Thursday, May 14, 2020
New research described in the Bulletin on Retirement and Disability published by the National Bureau of Economic Research provides new support for thinking about ways to help maximize use of benefits to pay for core living expenses. Researchers Lint Barrage (UC Santa Barbara), Ian Chin (Michigan), Eric Chin (Dartmouth),and Justine Hastings (Brown) examine how timing of receipt of Supplemental Nutrition Assistance Program (SNAP) benefits affects a household's ability and success in paying for utilities, such as electric bills. They observe:
Our results suggest that, for low income households, timing of income from government benefits and the timing of bills due may have long-run consequences. If bills are not received when income is received, households are more likely to miss payments, which may compound into disconnections which may further impact family financial and health outcomes.
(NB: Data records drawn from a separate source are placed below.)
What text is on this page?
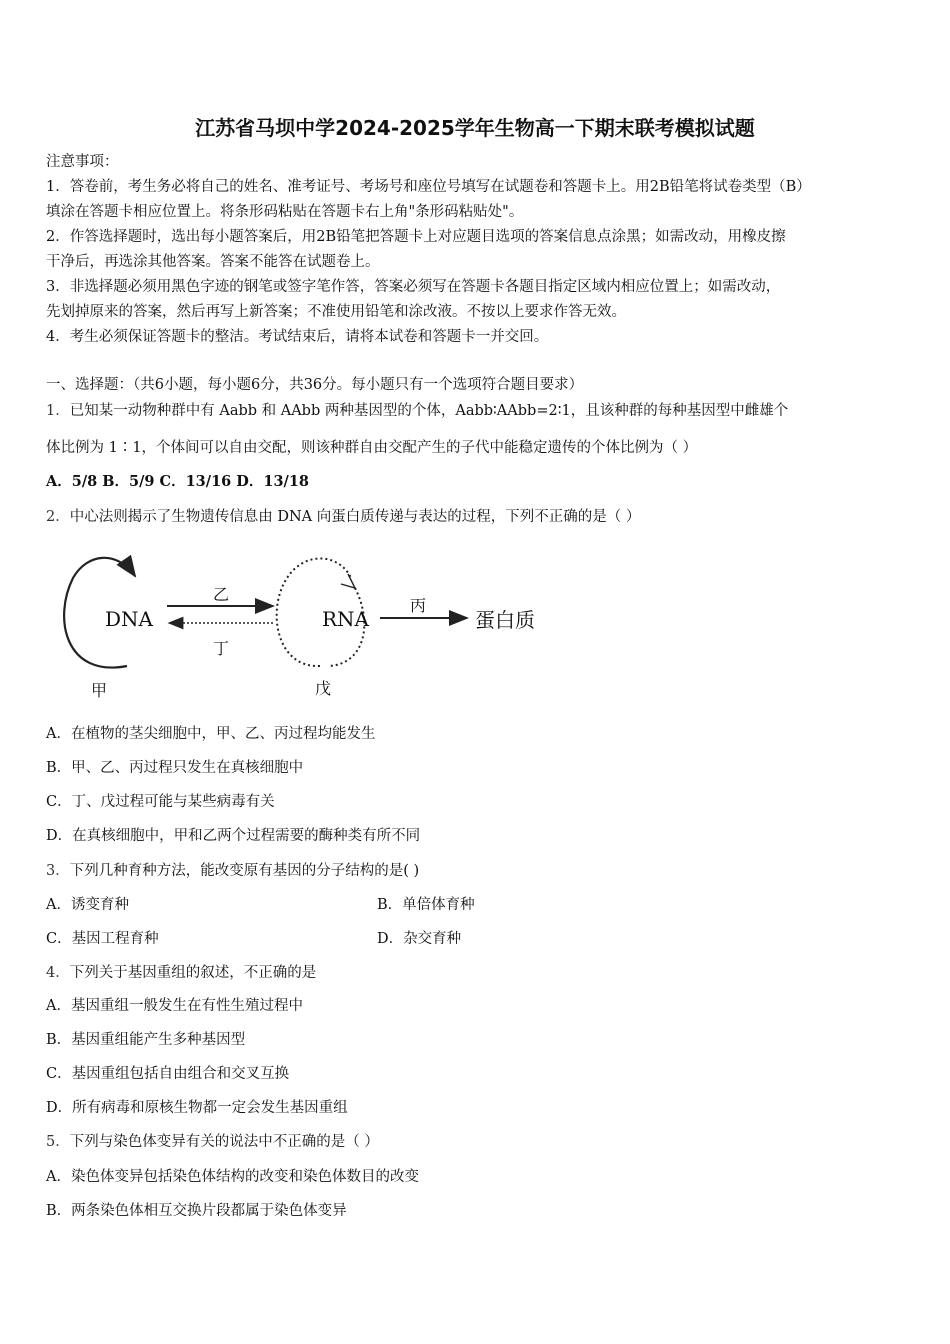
江苏省马坝中学2024-2025学年生物高一下期末联考模拟试题
注意事项：
1．答卷前，考生务必将自己的姓名、准考证号、考场号和座位号填写在试题卷和答题卡上。用2B铅笔将试卷类型（B）
填涂在答题卡相应位置上。将条形码粘贴在答题卡右上角"条形码粘贴处"。
2．作答选择题时，选出每小题答案后，用2B铅笔把答题卡上对应题目选项的答案信息点涂黑；如需改动，用橡皮擦
干净后，再选涂其他答案。答案不能答在试题卷上。
3．非选择题必须用黑色字迹的钢笔或签字笔作答，答案必须写在答题卡各题目指定区域内相应位置上；如需改动，
先划掉原来的答案，然后再写上新答案；不准使用铅笔和涂改液。不按以上要求作答无效。
4．考生必须保证答题卡的整洁。考试结束后，请将本试卷和答题卡一并交回。
一、选择题：（共6小题，每小题6分，共36分。每小题只有一个选项符合题目要求）
1．已知某一动物种群中有 Aabb 和 AAbb 两种基因型的个体，Aabb∶AAbb=2∶1，且该种群的每种基因型中雌雄个
体比例为 1∶1，个体间可以自由交配，则该种群自由交配产生的子代中能稳定遗传的个体比例为（ ）
A．5/8 B．5/9 C．13/16 D．13/18
2．中心法则揭示了生物遗传信息由 DNA 向蛋白质传递与表达的过程，下列不正确的是（ ）
DNA
乙
丁
RNA
丙
蛋白质
甲	戊
A．在植物的茎尖细胞中，甲、乙、丙过程均能发生
B．甲、乙、丙过程只发生在真核细胞中
C．丁、戊过程可能与某些病毒有关
D．在真核细胞中，甲和乙两个过程需要的酶种类有所不同
3．下列几种育种方法，能改变原有基因的分子结构的是( )
A．诱变育种	B．单倍体育种
C．基因工程育种	D．杂交育种
4．下列关于基因重组的叙述，不正确的是
A．基因重组一般发生在有性生殖过程中
B．基因重组能产生多种基因型
C．基因重组包括自由组合和交叉互换
D．所有病毒和原核生物都一定会发生基因重组
5．下列与染色体变异有关的说法中不正确的是（ ）
A．染色体变异包括染色体结构的改变和染色体数目的改变
B．两条染色体相互交换片段都属于染色体变异
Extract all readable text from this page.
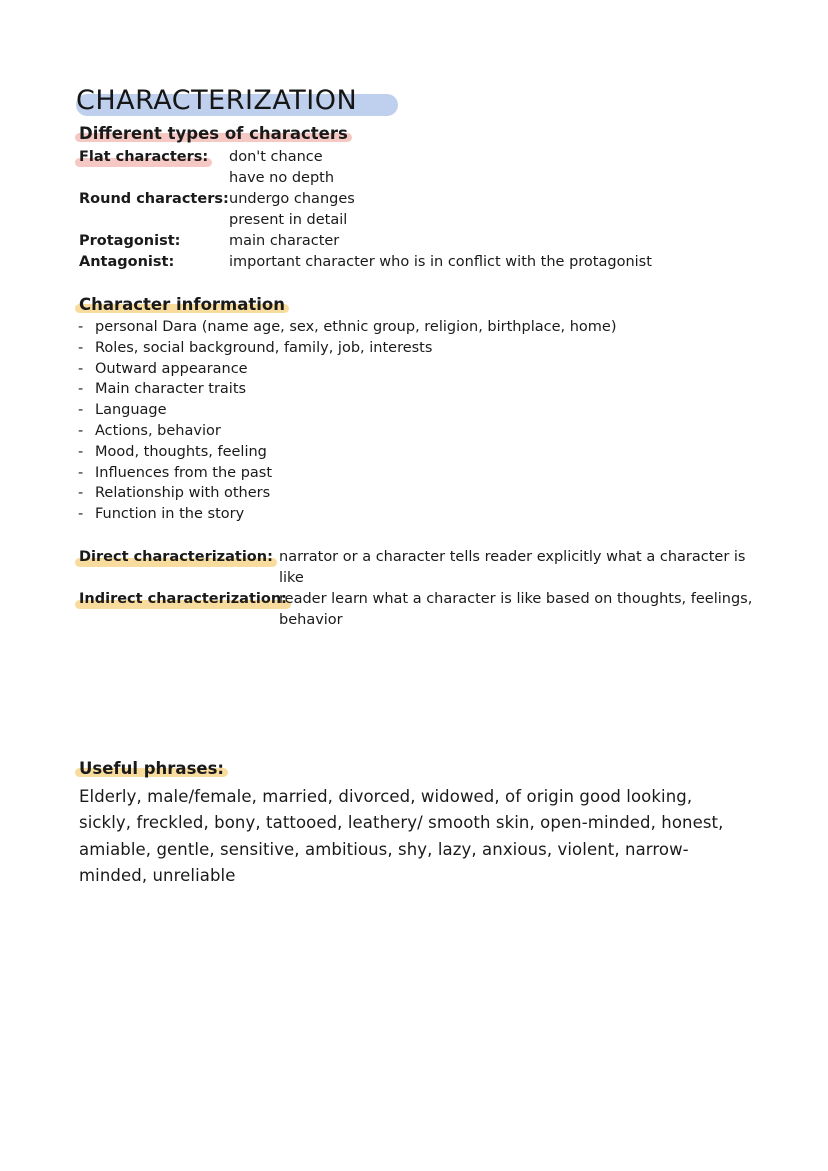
CHARACTERIZATION
Different types of characters
Flat characters: don't chance
have no depth
Round characters: undergo changes
present in detail
Protagonist:	main character
Antagonist:	important character who is in conflict with the protagonist
Character information
- personal Dara (name age, sex, ethnic group, religion, birthplace, home)
- Roles, social background, family, job, interests
- Outward appearance
- Main character traits
- Language
- Actions, behavior
- Mood, thoughts, feeling
- Influences from the past
- Relationship with others
- Function in the story
Direct characterization: narrator or a character tells reader explicitly what a character is
like
Indirect characterization:
reader learn what a character is like based on thoughts, feelings,
behavior
Useful phrases:
Elderly, male/female, married, divorced, widowed, of origin good looking, sickly, freckled, bony, tattooed, leathery/ smooth skin, open-minded, honest, amiable, gentle, sensitive, ambitious, shy, lazy, anxious, violent, narrow-minded, unreliable
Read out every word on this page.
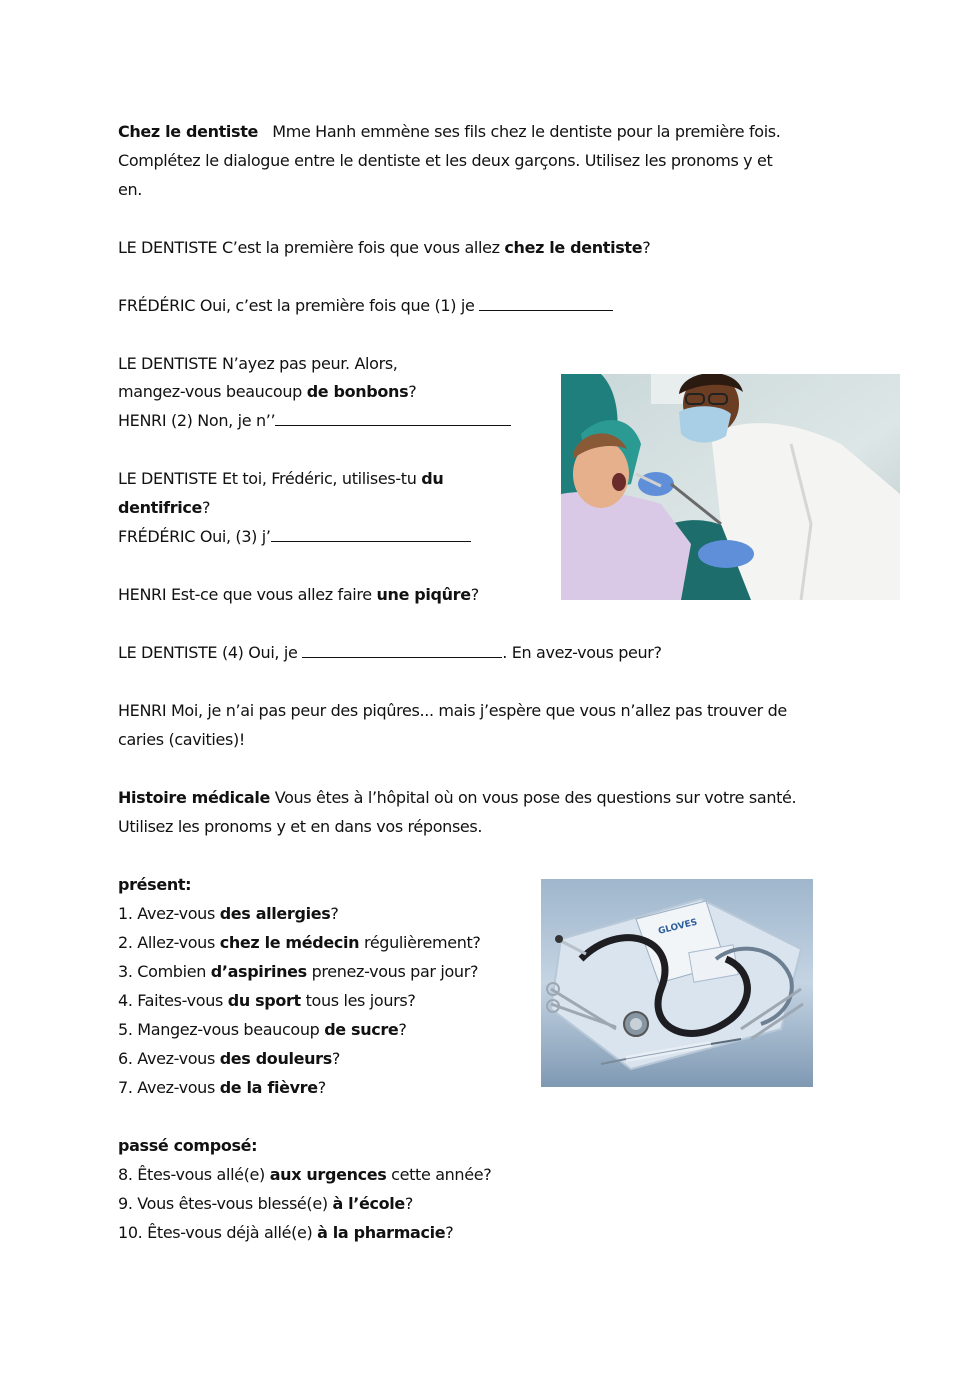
Chez le dentiste Mme Hanh emmène ses fils chez le dentiste pour la première fois.
Complétez le dialogue entre le dentiste et les deux garçons. Utilisez les pronoms y et
en.
LE DENTISTE C’est la première fois que vous allez chez le dentiste?
FRÉDÉRIC Oui, c’est la première fois que (1) je
LE DENTISTE N’ayez pas peur. Alors,
mangez-vous beaucoup de bonbons?
HENRI (2) Non, je n’’
LE DENTISTE Et toi, Frédéric, utilises-tu du
dentifrice?
FRÉDÉRIC Oui, (3) j’
HENRI Est-ce que vous allez faire une piqûre?
LE DENTISTE (4) Oui, je	. En avez-vous peur?
HENRI Moi, je n’ai pas peur des piqûres... mais j’espère que vous n’allez pas trouver de
caries (cavities)!
Histoire médicale Vous êtes à l’hôpital où on vous pose des questions sur votre santé.
Utilisez les pronoms y et en dans vos réponses.
présent:
1. Avez-vous des allergies?
2. Allez-vous chez le médecin régulièrement?
3. Combien d’aspirines prenez-vous par jour?
4. Faites-vous du sport tous les jours?
5. Mangez-vous beaucoup de sucre?
6. Avez-vous des douleurs?
7. Avez-vous de la fièvre?
passé composé:
8. Êtes-vous allé(e) aux urgences cette année?
9. Vous êtes-vous blessé(e) à l’école?
10. Êtes-vous déjà allé(e) à la pharmacie?
GLOVES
These results add to a growing literature suggesting that government benefits programs and/or private industry innovate in ways to help low income households balance budgets throughout the month and avoid potential poverty traps. In the case of electricity bills, moving bill receipt to coincide with SNAP benefits receipt could improve repayment rates. This could help low income families avoid poverty traps, but also lower electricity rates for all rate payers in regulated markets, since collection and electricity service disruption are costly and must be covered by regulated electricity rates. Further research is needed to implement and measure the impact of changes in timing of bill receipt through, for example, a randomized controlled trial, and to expand the outcome measures of impact to include measures of financial well being such as credit scores.
For more, read How Bill Timing Affects Low-Income and Aged Households, NBER RDRC Working Paper 19-09) and the Bulletin summary.
Our thanks to George Washington Law Professor Naomi Cahn for this reference. I suspect that the timing of core household bills and public receipt of pandemic-driven federal stimulus payments would make for another interesting study.